Собачонка консьержки, очевидно, не любящая голоса несчастных в любви, звонко залаяла, и писатель подумал почему-то, что у него с собачонкой консьержки одинакового тембра голоса.
Генрих выспался на диване (все же попытавшись перед сном еще раз дозвониться возлюбленной с неповторимыми ляжками) и утром послушно ушел, помня замечание строгого Лимонова о том, что по утрам он работает. На ночь, сказал писатель, Генрих может даже привести женщину, если хочет. По утрам же, пожалуйста, Генрих, исчезайте, куда хотите. Он не появлялся несколько дней, потом привел женщину. Только утром, поглощая кофе с рано проснувшимся Генрихом и круглопопой девицей с круглым лицом и закусанными вспухшими губами (позже выяснилось, что губы у нее такие всегда), писатель выяснил, что круглопопая и есть Марианна. Писатель философски подумал о том, что у него круглопопая не вызвала бы всех тех чувств, которые она вызывает в Генрихе. И той бури страстей, какую она вызвала в жене Генриха, пришедшей к отцу Марианны и устроившей скандал, закончившийся истошными криками и взаимными попытками столкнуть противника с лестницы. «Ваша дочь блядь! Она отняла у моих детей отца!» — кричала Майя.

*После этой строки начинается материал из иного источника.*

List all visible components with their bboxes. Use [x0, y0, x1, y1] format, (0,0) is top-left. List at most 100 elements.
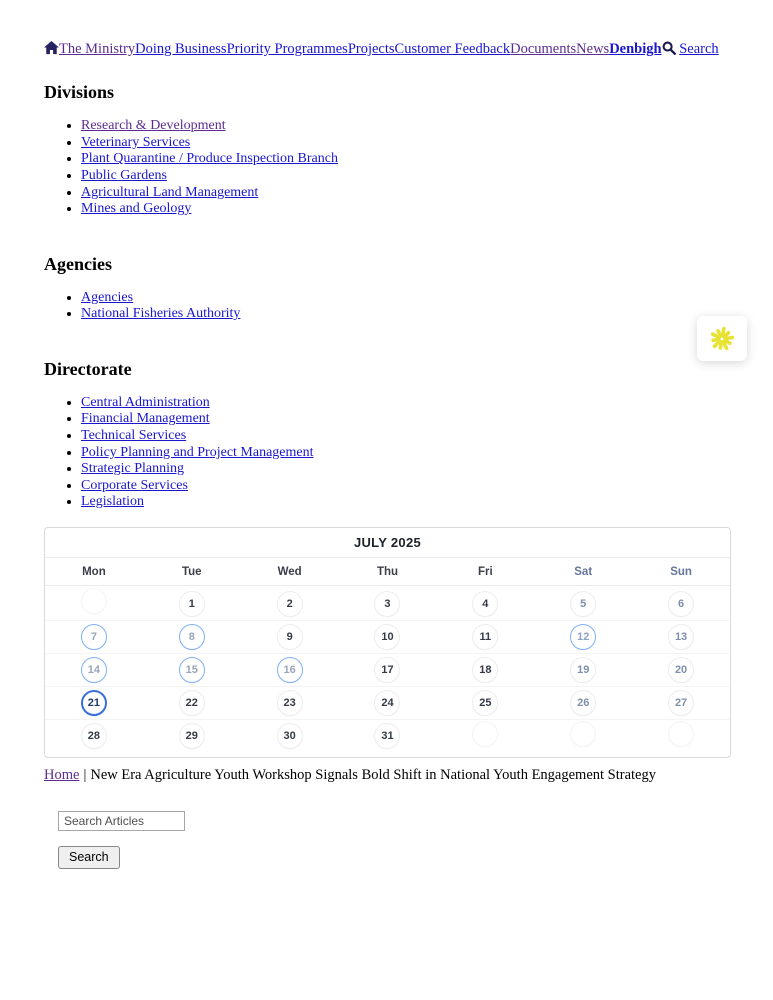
- section-link-financial-management[interactable]: Financial Management: [81, 411, 210, 427]
- calendar-day-26[interactable]: 26: [534, 690, 632, 717]
- search-icon[interactable]: [662, 41, 676, 60]
- nav-link-search[interactable]: Search: [679, 41, 719, 57]
- section-link-policy-planning-and-project-management[interactable]: Policy Planning and Project Management: [81, 444, 314, 460]
- calendar-day-10[interactable]: 10: [339, 624, 437, 651]
- section-title-directorate: Directorate: [44, 358, 132, 379]
- day-circle: 18: [472, 657, 499, 684]
- nav-link-projects[interactable]: Projects: [347, 41, 395, 57]
- nav-link-news[interactable]: News: [576, 41, 610, 57]
- breadcrumb: Home | New Era Agriculture Youth Workshop …: [44, 766, 731, 785]
- section-link-legislation[interactable]: Legislation: [81, 494, 144, 510]
- day-circle: 11: [472, 624, 499, 651]
- calendar-day-1[interactable]: 1: [143, 590, 241, 617]
- calendar-day-13[interactable]: 13: [632, 624, 730, 651]
- calendar-day-28[interactable]: 28: [45, 723, 143, 750]
- list-item: Central Administration: [81, 395, 731, 412]
- section-link-plant-quarantine-produce-inspection-branch[interactable]: Plant Quarantine / Produce Inspection Br…: [81, 151, 338, 167]
- calendar-day-15[interactable]: 15: [143, 657, 241, 684]
- calendar-day-18[interactable]: 18: [436, 657, 534, 684]
- list-item: National Fisheries Authority: [81, 306, 731, 323]
- accessibility-widget-button[interactable]: [697, 316, 747, 361]
- calendar-day-23[interactable]: 23: [241, 690, 339, 717]
- section-link-strategic-planning[interactable]: Strategic Planning: [81, 461, 185, 477]
- article-search-input[interactable]: [58, 810, 185, 831]
- calendar-day-3[interactable]: 3: [339, 590, 437, 617]
- nav-link-priority-programmes[interactable]: Priority Programmes: [226, 41, 348, 57]
- calendar-day-19[interactable]: 19: [534, 657, 632, 684]
- section-link-public-gardens[interactable]: Public Gardens: [81, 167, 167, 183]
- calendar-day-header-tue: Tue: [181, 565, 202, 578]
- day-circle: 31: [374, 723, 401, 750]
- calendar-day-12[interactable]: 12: [534, 624, 632, 651]
- section-link-veterinary-services[interactable]: Veterinary Services: [81, 134, 191, 150]
- calendar-day-25[interactable]: 25: [436, 690, 534, 717]
- day-circle: [668, 720, 695, 747]
- calendar-day-20[interactable]: 20: [632, 657, 730, 684]
- calendar-day-30[interactable]: 30: [241, 723, 339, 750]
- calendar-day-header-sat: Sat: [574, 565, 593, 578]
- calendar-day-6[interactable]: 6: [632, 590, 730, 617]
- calendar-week-row: 1 2 3 4 5 6: [45, 587, 730, 620]
- section-link-agencies[interactable]: Agencies: [81, 289, 134, 305]
- calendar-week-row: 28 29 30 31: [45, 719, 730, 752]
- list-item: Legislation: [81, 494, 731, 511]
- day-circle: 17: [374, 657, 401, 684]
- breadcrumb-separator: |: [83, 767, 87, 784]
- day-circle: 7: [80, 624, 107, 651]
- section-link-technical-services[interactable]: Technical Services: [81, 428, 187, 444]
- calendar-day-5[interactable]: 5: [534, 590, 632, 617]
- section-link-central-administration[interactable]: Central Administration: [81, 394, 210, 410]
- day-circle: 13: [668, 624, 695, 651]
- calendar-day-24[interactable]: 24: [339, 690, 437, 717]
- day-circle: 24: [374, 690, 401, 717]
- day-circle: [570, 720, 597, 747]
- calendar-day-27[interactable]: 27: [632, 690, 730, 717]
- calendar-day-14[interactable]: 14: [45, 657, 143, 684]
- breadcrumb-home-link[interactable]: Home: [44, 767, 80, 784]
- nav-link-denbigh[interactable]: Denbigh: [609, 41, 662, 57]
- section-link-national-fisheries-authority[interactable]: National Fisheries Authority: [81, 306, 241, 322]
- nav-link-customer-feedback[interactable]: Customer Feedback: [394, 41, 511, 57]
- calendar-day-headers: Mon Tue Wed Thu Fri Sat Sun: [45, 558, 730, 587]
- calendar-day-7[interactable]: 7: [45, 624, 143, 651]
- day-circle: 1: [178, 590, 205, 617]
- day-circle: 21: [80, 690, 107, 717]
- section-link-mines-and-geology[interactable]: Mines and Geology: [81, 201, 192, 217]
- calendar-day-29[interactable]: 29: [143, 723, 241, 750]
- day-circle: 10: [374, 624, 401, 651]
- calendar-day-8[interactable]: 8: [143, 624, 241, 651]
- calendar-day-empty: [45, 588, 143, 619]
- calendar-day-11[interactable]: 11: [436, 624, 534, 651]
- sections: Divisions Research & DevelopmentVeterinar…: [44, 82, 731, 511]
- day-circle: 30: [276, 723, 303, 750]
- calendar-day-2[interactable]: 2: [241, 590, 339, 617]
- calendar-day-header-wed: Wed: [277, 565, 302, 578]
- day-circle: [472, 720, 499, 747]
- section-link-agricultural-land-management[interactable]: Agricultural Land Management: [81, 184, 259, 200]
- day-circle: 25: [472, 690, 499, 717]
- nav-links: The MinistryDoing BusinessPriority Progr…: [59, 41, 662, 57]
- list-item: Research & Development: [81, 118, 731, 135]
- calendar-day-21[interactable]: 21: [45, 690, 143, 717]
- calendar-week-row: 7 8 9 10 11 12 13: [45, 620, 730, 653]
- calendar-day-9[interactable]: 9: [241, 624, 339, 651]
- nav-link-doing-business[interactable]: Doing Business: [135, 41, 227, 57]
- section-link-corporate-services[interactable]: Corporate Services: [81, 477, 188, 493]
- article-search-button[interactable]: Search: [58, 845, 120, 869]
- calendar-day-22[interactable]: 22: [143, 690, 241, 717]
- nav-link-the-ministry[interactable]: The Ministry: [59, 41, 136, 57]
- calendar-day-4[interactable]: 4: [436, 590, 534, 617]
- calendar-day-empty: [534, 720, 632, 752]
- calendar-day-16[interactable]: 16: [241, 657, 339, 684]
- calendar-day-17[interactable]: 17: [339, 657, 437, 684]
- list-item: Financial Management: [81, 411, 731, 428]
- calendar-day-31[interactable]: 31: [339, 723, 437, 750]
- home-icon[interactable]: [44, 41, 59, 60]
- section-title-agencies: Agencies: [44, 253, 112, 274]
- day-circle: 22: [178, 690, 205, 717]
- section-link-research-development[interactable]: Research & Development: [81, 118, 226, 134]
- day-circle: 26: [570, 690, 597, 717]
- nav-link-documents[interactable]: Documents: [510, 41, 577, 57]
- day-circle: 15: [178, 657, 205, 684]
- section-list-agencies: AgenciesNational Fisheries Authority: [44, 290, 731, 323]
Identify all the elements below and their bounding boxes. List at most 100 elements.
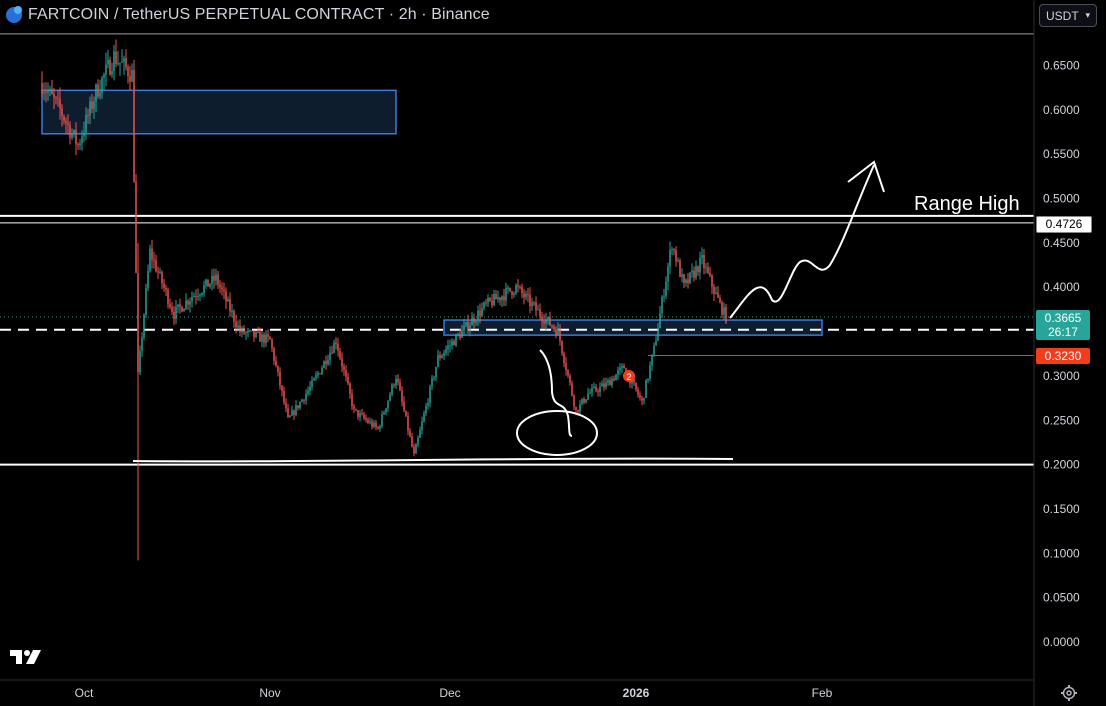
candle-body: [665, 281, 667, 297]
candle-body: [251, 330, 253, 332]
candle-body: [237, 325, 239, 328]
candle-body: [113, 51, 115, 72]
candle-body: [179, 304, 181, 307]
candle-body: [561, 341, 563, 354]
candle-body: [253, 330, 255, 337]
candle-body: [537, 309, 539, 311]
candle-body: [659, 313, 661, 329]
currency-selector[interactable]: USDT ▾: [1039, 4, 1097, 27]
candle-body: [207, 279, 209, 287]
candle-body: [641, 397, 643, 401]
candle-body: [583, 398, 585, 403]
candle-body: [551, 325, 553, 327]
candle-body: [301, 399, 303, 403]
candle-body: [563, 353, 565, 363]
candle-body: [167, 289, 169, 305]
candle-body: [383, 412, 385, 415]
candle-body: [591, 387, 593, 393]
candle-body: [63, 116, 65, 121]
candle-body: [521, 287, 523, 294]
candle-body: [341, 358, 343, 367]
candle-body: [131, 69, 133, 82]
candle-body: [351, 393, 353, 407]
candle-body: [481, 307, 483, 316]
candle-body: [337, 343, 339, 351]
candle-body: [125, 58, 127, 68]
candle-body: [159, 271, 161, 273]
candle-body: [387, 400, 389, 409]
candle-body: [101, 77, 103, 93]
candle-body: [197, 296, 199, 298]
candle-body: [255, 331, 257, 337]
candle-body: [697, 266, 699, 273]
range-low-hand-line: [132, 457, 734, 463]
projection-arrowhead: [847, 160, 885, 193]
candle-body: [105, 64, 107, 75]
candle-body: [49, 88, 51, 92]
levels: [0, 33, 1034, 466]
candle-body: [249, 330, 251, 332]
candle-body: [169, 304, 171, 308]
x-tick-label: Dec: [439, 686, 460, 700]
candle-body: [559, 328, 561, 342]
currency-value: USDT: [1046, 8, 1079, 23]
candle-body: [621, 365, 623, 368]
candle-body: [231, 311, 233, 313]
candle-body: [587, 393, 589, 400]
y-tick-label: 0.0000: [1043, 635, 1080, 649]
candle-body: [445, 349, 447, 353]
candle-body: [389, 394, 391, 401]
candle-body: [693, 270, 695, 278]
candle-body: [171, 307, 173, 312]
candle-body: [533, 302, 535, 304]
candle-body: [427, 403, 429, 406]
candle-body: [425, 405, 427, 414]
candle-body: [281, 385, 283, 391]
candle-body: [373, 422, 375, 427]
candle-body: [597, 390, 599, 392]
candle-body: [215, 274, 217, 281]
candle-body: [221, 287, 223, 290]
candle-body: [107, 60, 109, 65]
candle-body: [385, 408, 387, 413]
tradingview-logo-icon[interactable]: [10, 647, 44, 667]
candle-body: [601, 383, 603, 387]
candle-body: [245, 332, 247, 334]
candle-body: [165, 287, 167, 290]
candle-body: [75, 130, 77, 145]
candle-body: [579, 403, 581, 412]
candle-body: [81, 136, 83, 144]
candle-body: [73, 130, 75, 134]
candle-body: [229, 299, 231, 312]
candle-body: [83, 132, 85, 137]
candle-body: [479, 310, 481, 316]
chart-header[interactable]: FARTCOIN / TetherUS PERPETUAL CONTRACT ·…: [6, 4, 490, 26]
candle-body: [643, 398, 645, 401]
candle-body: [677, 260, 679, 262]
candle-body: [273, 348, 275, 361]
candle-body: [691, 270, 693, 273]
projection-path: [729, 164, 875, 319]
range-high-price-label: 0.4726: [1036, 216, 1092, 233]
x-tick-label: Nov: [259, 686, 280, 700]
candle-body: [313, 378, 315, 381]
candle-body: [359, 413, 361, 417]
candle-body: [149, 248, 151, 271]
candle-body: [321, 367, 323, 374]
y-tick-label: 0.1000: [1043, 546, 1080, 560]
candle-body: [673, 249, 675, 251]
candle-body: [647, 378, 649, 381]
candle-body: [155, 260, 157, 272]
candle-body: [121, 61, 123, 63]
candle-body: [185, 300, 187, 309]
candle-body: [459, 334, 461, 338]
candle-body: [299, 402, 301, 409]
candle-body: [403, 401, 405, 411]
settings-gear-icon[interactable]: [1059, 683, 1079, 703]
candle-body: [259, 331, 261, 342]
candle-body: [129, 76, 131, 82]
candle-body: [439, 355, 441, 358]
candle-body: [523, 293, 525, 298]
candle-body: [97, 84, 99, 97]
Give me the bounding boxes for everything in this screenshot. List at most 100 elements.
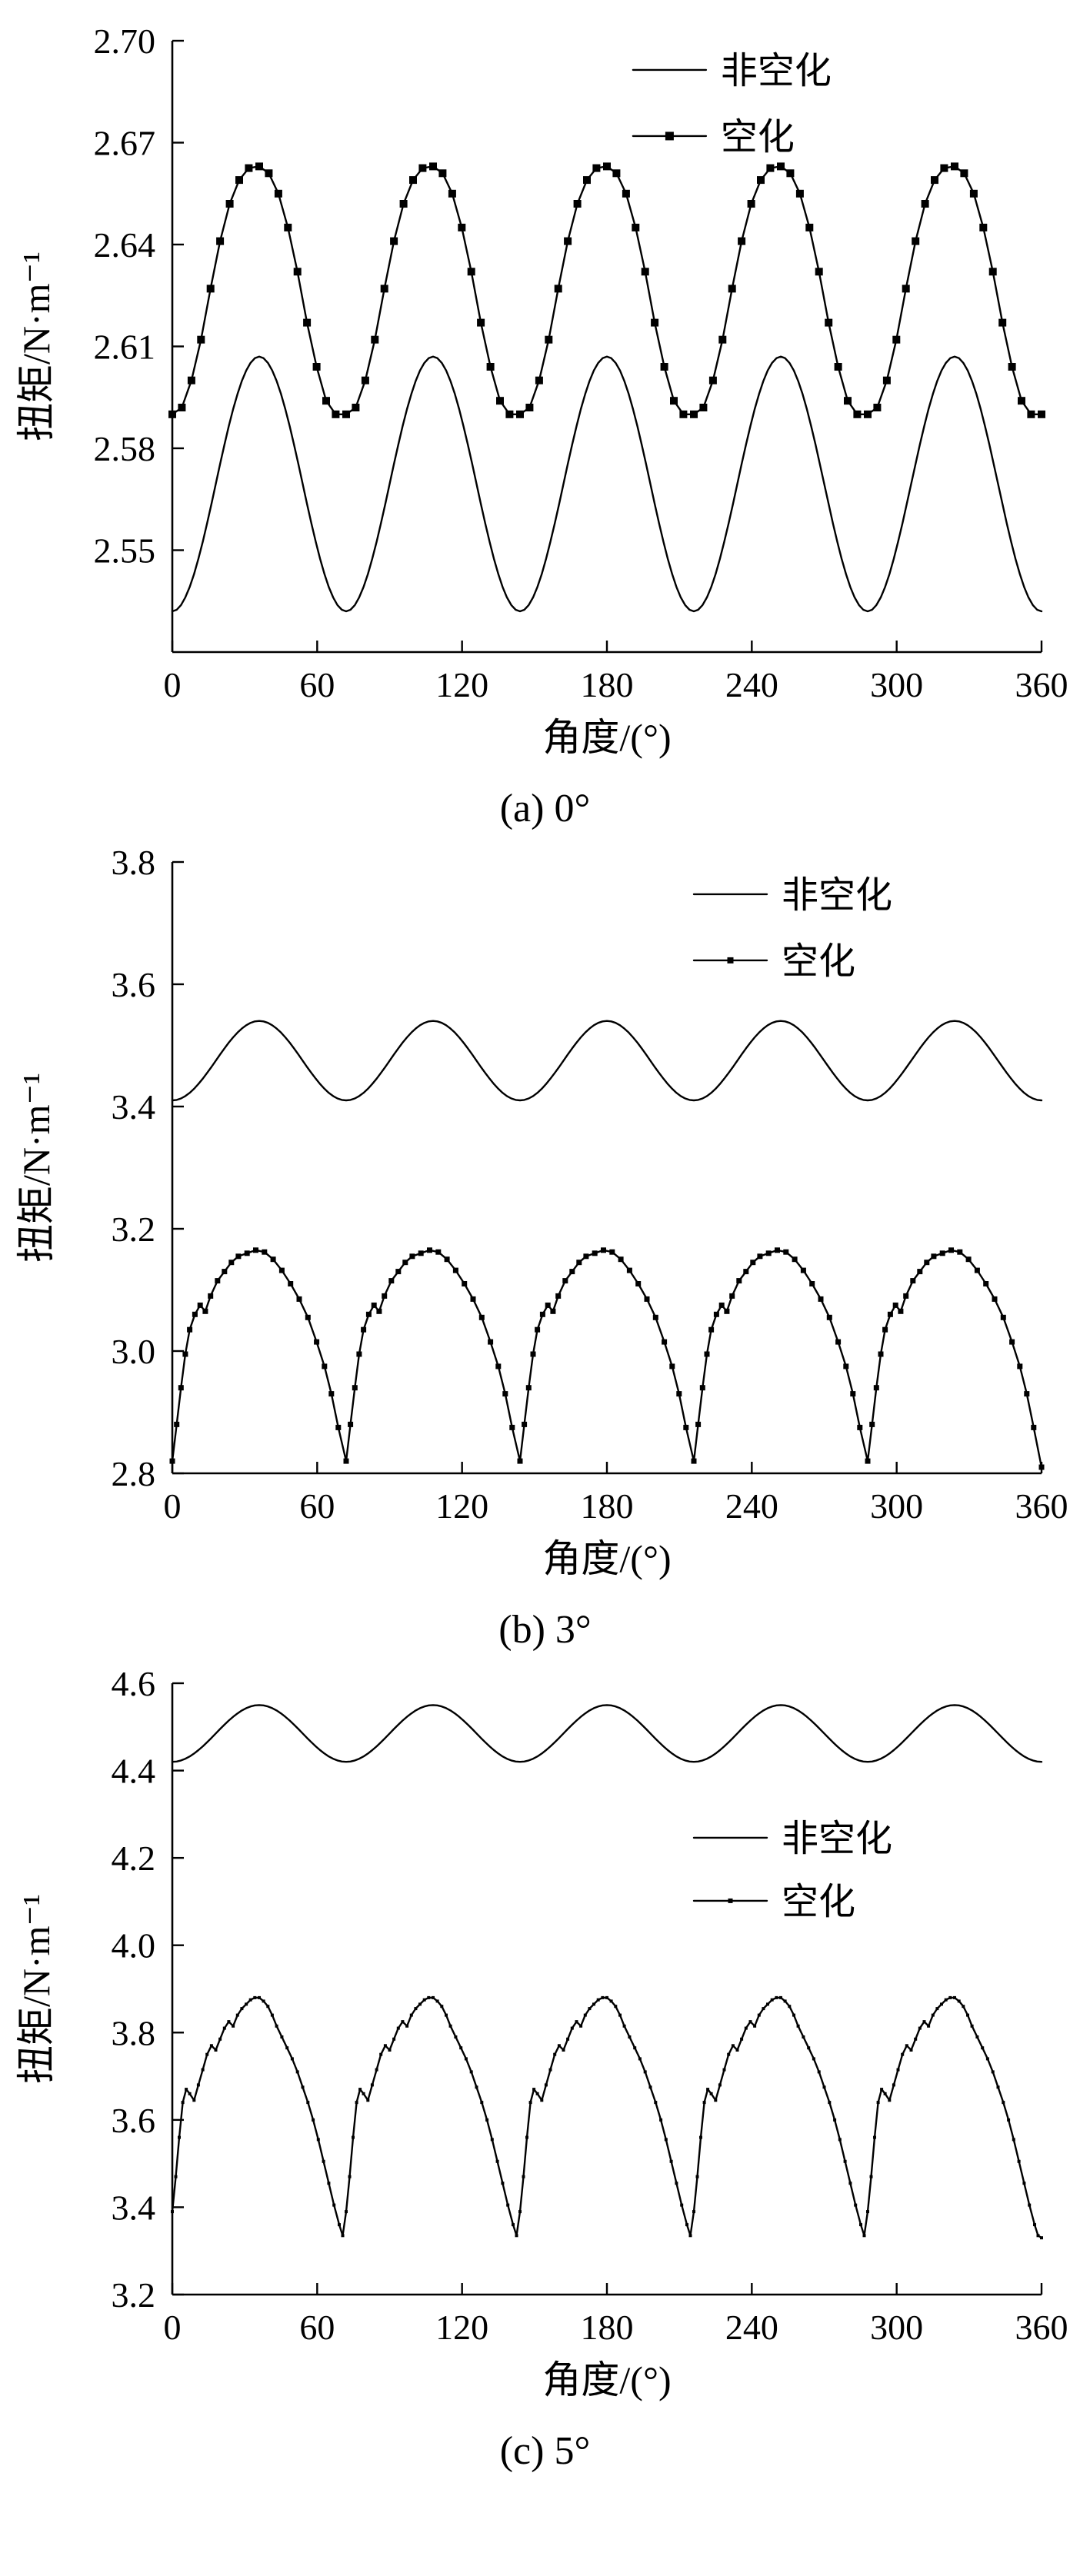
x-tick-label: 120 [435, 665, 488, 704]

Марианна как Марианна, не прочь поебаться, но коровий взгляд и неспешные повадки разочаровывают. Писатель предпочитал более взрывчатых женщин…
Генрих исчез на некоторое время и появился опять уже в качестве соседа. Весной ему досталась индийская гробница в цементной щели на острове Святого Людовика.